This article was published on June 2, 2016

All your dumb posts are making Facebook’s DeepText AI smarter


All your dumb posts are making Facebook’s DeepText AI smarter

Facebook has given details on its DeepText artificial intelligence that scans “several thousand” posts per second to analyze them for sentiment and meaning in more than 20 languages.

DeepText’s ability to connect disparate tools – like different neural network architectures – help it meet its true goal: to better understand what content you want to see. For an ad-funded behemoth like Facebook, it’s a core focus.

In some forms that will be learning what content you want to see, through things like suggested posts, but in others that could be by stopping spam from making its way through the filters and into your feed.
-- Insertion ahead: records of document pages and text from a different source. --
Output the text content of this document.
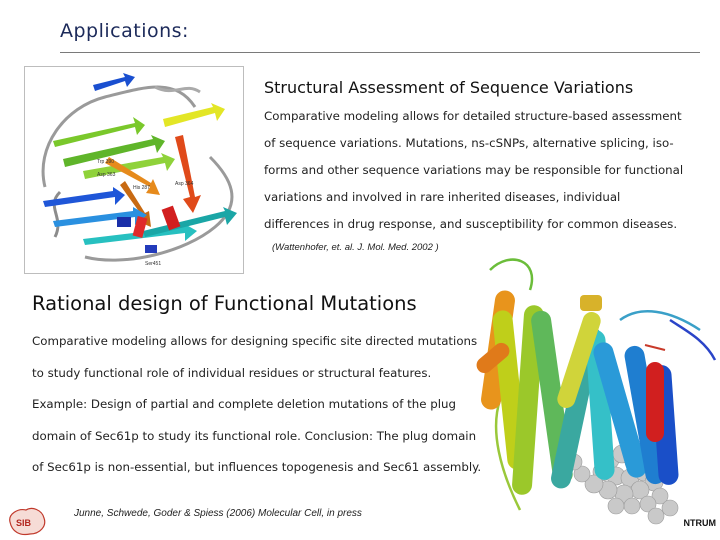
Applications:
Asp 363
His 287
Asp 364
Trp 390
Ser451
Structural Assessment of Sequence Variations
Comparative modeling allows for detailed structure-based assessment
of sequence variations. Mutations, ns-cSNPs, alternative splicing, iso-
forms and other sequence variations may be responsible for functional
variations and involved in rare inherited diseases, individual
differences in drug response, and susceptibility for common diseases.
(Wattenhofer, et. al. J. Mol. Med. 2002 )
Rational design of Functional Mutations
Comparative modeling allows for designing specific site directed mutations
to study functional role of individual residues or structural features.
Example: Design of partial and complete deletion mutations of the plug
domain of Sec61p to study its functional role. Conclusion: The plug domain
of Sec61p is non-essential, but influences topogenesis and Sec61 assembly.
Junne, Schwede, Goder & Spiess (2006) Molecular Cell, in press
SIB	NTRUM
To do that, it needs to understand what those spam posts are saying and look like.

On a basic level, word understanding by AI is based on hard facts, like the names of a certain team or players if it’s a post to do with a particular sport. Beyond this, the system needs to learn to understand the difference between the intented meaning of potentially ambiguous words and phrases (Apple, or apple, for example) but also slang phrases or words that are commonly shortened, like ‘brother’ to ‘bro’.

It’s not quite at that level yet – and keep in mind it’s doing this in 20 languages – but the team says it is already in use on Messenger to detect the meaning of your messages. So if you start typing about taxis and see the option to book one pop up, don’t be too surprised.